RIC is one of the region’s economic success stories, listed in the KM’s Megagrowth rankings of the 50 fastest growing businesses in Kent two years’ running.
The College has had a campus makeover and the finishing touches put to a £2million redevelopment. The historically distinctive site with listed buildings linked by award winning wildlife gardens creates a unique sense of place to explore and in which to study and work.
At the heart of a designated conservation area, RIC is housed in restored buildings enhanced by modern design features. New for 2012 is Underhill Hall, a home for RIC Drama with seating for 100 people. The copper canopied roof transforms into an open-air auditorium with productions from visiting theatre companies and students. Low voltage electrical installation and modern construction techniques combine to give the underground building a minimal carbon footprint.
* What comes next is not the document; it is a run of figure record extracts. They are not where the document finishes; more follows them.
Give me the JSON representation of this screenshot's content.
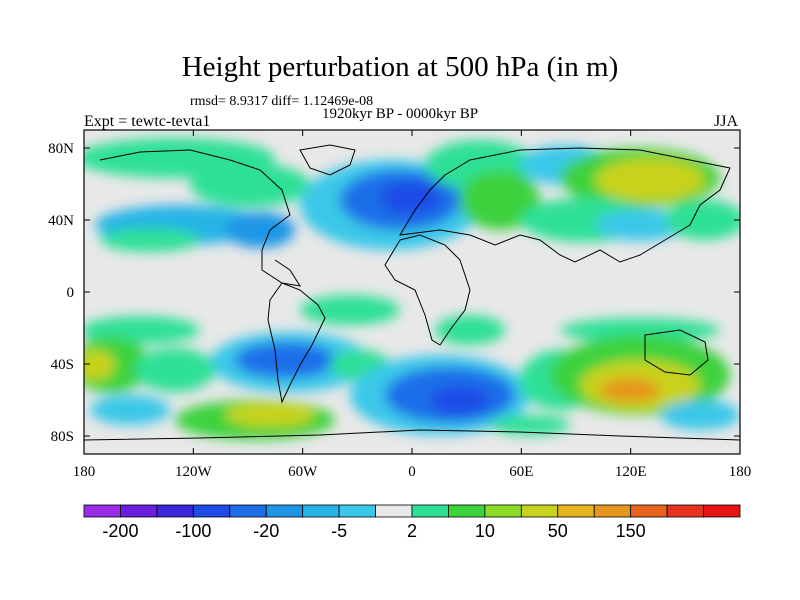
{
  "title": "Height perturbation at 500 hPa (in m)",
  "stats": "rmsd= 8.9317 diff= 1.12469e-08",
  "period": "1920kyr BP - 0000kyr BP",
  "experiment": "Expt = tewtc-tevta1",
  "season": "JJA",
  "map": {
    "lon_ticks": [
      "180",
      "120W",
      "60W",
      "0",
      "60E",
      "120E",
      "180"
    ],
    "lat_ticks": [
      "80N",
      "40N",
      "0",
      "40S",
      "80S"
    ],
    "lon_range": [
      -180,
      180
    ],
    "lat_range": [
      -90,
      90
    ]
  },
  "colorbar": {
    "colors": [
      "#9a2de8",
      "#6a1ee0",
      "#3a28d8",
      "#1f4be6",
      "#1e6ee8",
      "#1e96e6",
      "#28b4e6",
      "#3ac8e8",
      "#e8e8e8",
      "#2ee096",
      "#3cd23c",
      "#8cdc28",
      "#c8d21e",
      "#e6b41e",
      "#e6961e",
      "#e6641e",
      "#e6321e",
      "#e61414"
    ],
    "tick_labels": [
      "-200",
      "-100",
      "-20",
      "-5",
      "2",
      "10",
      "50",
      "150"
    ]
  }
}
The recently acquired New Court at the top of Star Hill has been colonised as a base for GCSE students and the whole site is now connected with all circulation through the gardens. Over 200 sash windows on the Georgian terrace have been rebuilt and our student residences now offer en suite facilities.
RIC students appreciate their relationship with their environment and a calm and respectful atmosphere pervades. The grounds and garden, partly developed by the students, provide a valuable resource. The mood is relaxed and inclusive, enabling all to feel secure, develop their personalities and appreciate their role within the community. Students feel that there is little bullying or unkindness and attribute the happy atmosphere to the fact that ‘everyone knows everyone.’
The 2012 expansion is supported by Swedish bank, Handelsbanken. It has always been the College’s policy to invest profits back into the business and we will continue to develop the campus to improve facilities for students.
Next year will see a dedicated arts and crafts centre established and a landmark pair of steel sculptural musical gates designed by Faversham based sound sculptor and musician Henry Dagg constructed. Dagg was nominated for a Kent Public Art Award for transforming his garden fence into a glockenspiel, has toured with Bjork and performed for Prince Charles. Rochester’s newest piece of public art is set to attract national interest when completed.